How much of it was connected? Was it chance that made the audience uncommonly tolerant, or something else? Did AMC consciously choose the Mutual of Omaha spot? I had so many questions. When I got to the car, I pulled out my smart phone. I wanted to learn about the spot that I’d seen. I learned it was part of a series “The Aha Moment.”
After I found the spot I’d seen in the theater, I clicked into the next one in the series, only to be further impressed: It was conducted entirely in sign language. The speaker, who is Deaf, said: “Deaf people are just like people who can hear. They want a family, they want friends, they want the opportunity to go out and experience things and they want respect.”

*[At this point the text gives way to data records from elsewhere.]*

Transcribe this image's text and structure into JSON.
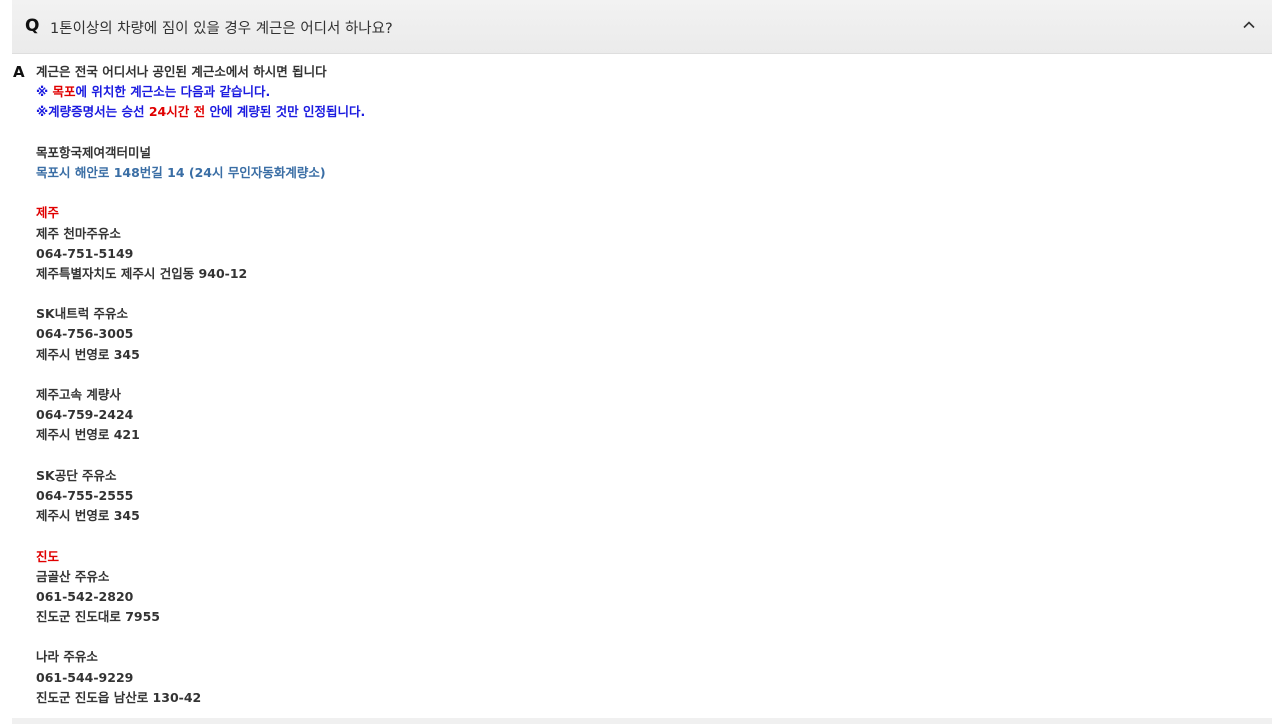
{
  "question": {
    "mark": "Q",
    "text": "1톤이상의 차량에 짐이 있을 경우 계근은 어디서 하나요?",
    "toggle_icon": "chevron-up-icon"
  },
  "answer": {
    "mark": "A",
    "intro": "계근은 전국 어디서나 공인된 계근소에서 하시면 됩니다",
    "note1": {
      "prefix": "※ ",
      "highlight": "목포",
      "suffix": "에 위치한 계근소는 다음과 같습니다."
    },
    "note2": {
      "prefix": "※계량증명서는 승선 ",
      "highlight": "24시간 전",
      "suffix": " 안에 계량된 것만 인정됩니다."
    },
    "mokpo": {
      "name": "목포항국제여객터미널",
      "address": "목포시 해안로 148번길 14 (24시 무인자동화계량소)"
    },
    "regions": [
      {
        "region": "제주",
        "stations": [
          {
            "name": "제주 천마주유소",
            "phone": "064-751-5149",
            "address": "제주특별자치도 제주시 건입동 940-12"
          },
          {
            "name": "SK내트럭 주유소",
            "phone": "064-756-3005",
            "address": "제주시 번영로 345"
          },
          {
            "name": "제주고속 계량사",
            "phone": "064-759-2424",
            "address": "제주시 번영로 421"
          },
          {
            "name": "SK공단 주유소",
            "phone": "064-755-2555",
            "address": "제주시 번영로 345"
          }
        ]
      },
      {
        "region": "진도",
        "stations": [
          {
            "name": "금골산 주유소",
            "phone": "061-542-2820",
            "address": "진도군 진도대로 7955"
          },
          {
            "name": "나라 주유소",
            "phone": "061-544-9229",
            "address": "진도군 진도읍 남산로 130-42"
          }
        ]
      }
    ]
  }
}
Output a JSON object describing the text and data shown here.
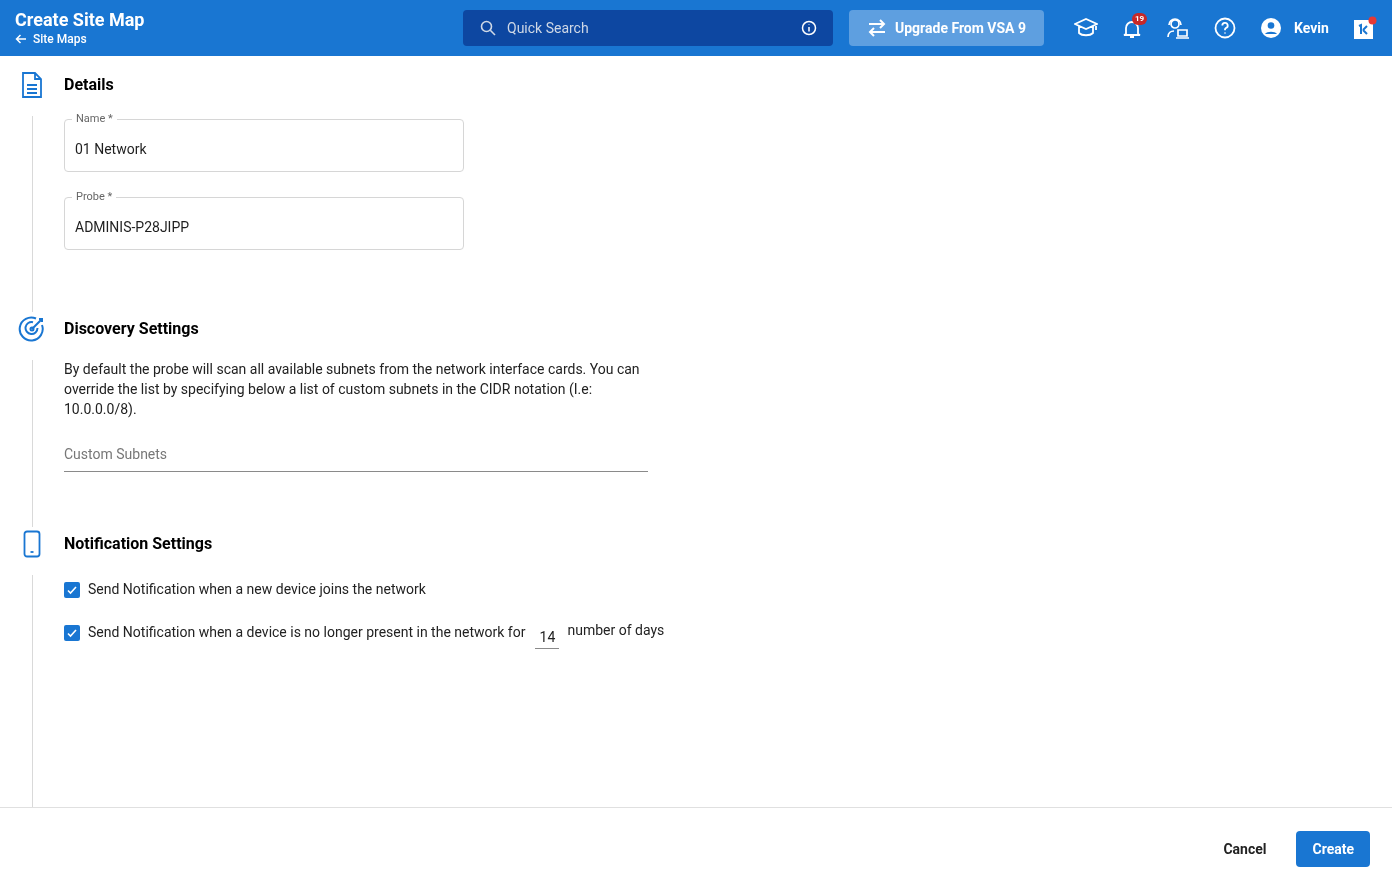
{
  "header": {
    "title": "Create Site Map",
    "back_link": "Site Maps",
    "search": {
      "placeholder": "Quick Search"
    },
    "upgrade_button": "Upgrade From VSA 9",
    "notification_count": "19",
    "user_name": "Kevin"
  },
  "sections": [
    {
      "kind": "details",
      "title": "Details",
      "fields": [
        {
          "label": "Name *",
          "value": "01 Network"
        },
        {
          "label": "Probe *",
          "value": "ADMINIS-P28JIPP"
        }
      ]
    },
    {
      "kind": "discovery",
      "title": "Discovery Settings",
      "description": "By default the probe will scan all available subnets from the network interface cards. You can override the list by specifying below a list of custom subnets in the CIDR notation (I.e: 10.0.0.0/8).",
      "field": {
        "placeholder": "Custom Subnets"
      }
    },
    {
      "kind": "notifications",
      "title": "Notification Settings",
      "options": [
        {
          "label": "Send Notification when a new device joins the network",
          "checked": true
        },
        {
          "label": "Send Notification when a device is no longer present in the network for",
          "checked": true,
          "days_value": "14",
          "suffix": "number of days"
        }
      ]
    }
  ],
  "footer": {
    "buttons": [
      {
        "label": "Cancel",
        "kind": "text"
      },
      {
        "label": "Create",
        "kind": "primary"
      }
    ]
  }
}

Watching this, I was reminded of a moment in the autism documentary Wretches and Jabberers, in which one of the stars of the movie, Larry Bissonnette said: “More like you than not!” Yes, it seems we’re not all that different from other members of the disability community. We are all human beings, with more similarities than differences.
I left the theater that day feeling included, treated as part of the human race in a way that is often overlooked when you have been labeled as different. Whatever the reasons behind the events that happened, whether what happened was a random confluence of circumstances, or if it was more directly attributable to conscious choices made by the leadership of AMC, I am left with one final conclusion.
Two brands gave me an experience that I will remember, and thus, have earned a chance at my business. Do inclusive actions impact the choices of a consumer? In this case, I can say absolutely they do!